Darfour , le conseil de sécurité appuie le principe d'une force hybride ONU-Union africaine

Redaction

All Africa, 19 Décembre 2006

Dans une déclaration présidentielle adoptée aujourd'hui, le Conseil de sécurité a souscrit aux conclusions de la réunion d'Addis-Abeba du mois de novembre, qui avait abouti à un accord sur la formation d'une force mixte des Nations Unies et de l'Union africaine pour maintenir la paix dans la région du Darfour en proie à une nouvelle flambée de violence.

La réunion de haut niveau convoquée par le Conseil de sécurité et de paix de l'Union africaine, qui s'est tenue le 16 novembre dernier, avait conduit à la publication d'un communiqué qui avait reçu l'approbation du gouvernement du Soudan sur le principe et certaines modalités de la mission commune (dépêche du 17.12.06).


Le président Béchir avait néanmoins adressé une lettre au Secrétaire général qui selon lui nécessitait des « clarifications ».

Kofi Annan a annoncé hier l'envoi d'un émissaire spécial qui doit obtenir les éclaircissements nécessaires auprès de Khartoum sur les éléments restés en suspens, notamment la taille de la force et sa composition exacte (dépêche du 18.12.06).

Dans sa déclaration, le Conseil de sécurité « accueille avec satisfaction le fait que le gouvernement d'unité nationale se soit déclaré attaché aux conclusions et au communiqué ».
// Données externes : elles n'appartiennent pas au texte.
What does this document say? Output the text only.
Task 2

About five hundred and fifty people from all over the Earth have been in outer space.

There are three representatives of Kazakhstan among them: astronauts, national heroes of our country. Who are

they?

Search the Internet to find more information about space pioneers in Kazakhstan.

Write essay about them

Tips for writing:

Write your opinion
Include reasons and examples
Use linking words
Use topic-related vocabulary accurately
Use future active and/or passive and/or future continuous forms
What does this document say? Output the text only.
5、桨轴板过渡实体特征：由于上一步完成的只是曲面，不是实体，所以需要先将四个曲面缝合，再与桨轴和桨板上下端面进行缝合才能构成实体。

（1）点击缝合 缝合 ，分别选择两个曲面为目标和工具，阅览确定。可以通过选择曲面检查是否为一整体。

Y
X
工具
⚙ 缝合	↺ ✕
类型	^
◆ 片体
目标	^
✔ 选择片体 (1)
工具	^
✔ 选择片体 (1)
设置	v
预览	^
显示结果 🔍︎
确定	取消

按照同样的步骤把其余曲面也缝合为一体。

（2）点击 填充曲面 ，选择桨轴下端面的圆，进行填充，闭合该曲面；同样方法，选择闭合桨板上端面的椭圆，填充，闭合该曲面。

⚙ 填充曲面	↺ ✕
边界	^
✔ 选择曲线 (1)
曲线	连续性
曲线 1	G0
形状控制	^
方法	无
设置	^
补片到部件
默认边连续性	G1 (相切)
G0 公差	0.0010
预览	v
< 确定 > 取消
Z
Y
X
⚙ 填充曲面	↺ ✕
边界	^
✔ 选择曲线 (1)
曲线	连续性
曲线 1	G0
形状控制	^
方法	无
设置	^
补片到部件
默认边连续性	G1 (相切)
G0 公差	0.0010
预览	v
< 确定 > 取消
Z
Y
Le Conseil a appelé toutes les parties à appliquer sans délai les conclusions et le communiqué.

Il a demandé à cette fin de faciliter la livraison immédiate de modules d'appui légers et lourds des Nations Unies à la Mission de l'Union africaine au Soudan, conformément aux accords d'Addis-Abeba et d'Abuja.

Il a aussi demandé le déploiement d'une « opération mixte » au Darfour « bénéficiant de l'appui technique et des structures et des systèmes de commandement et de contrôle fournis par les Nations Unies » - il s'agit là de la force des Nations Unies et de l'Union africaine.

Le Conseil a aussi réaffirmé qu'il était « profondément préoccupé par la dégradation des conditions de sécurité au Darfour et ses répercussions dans la région ».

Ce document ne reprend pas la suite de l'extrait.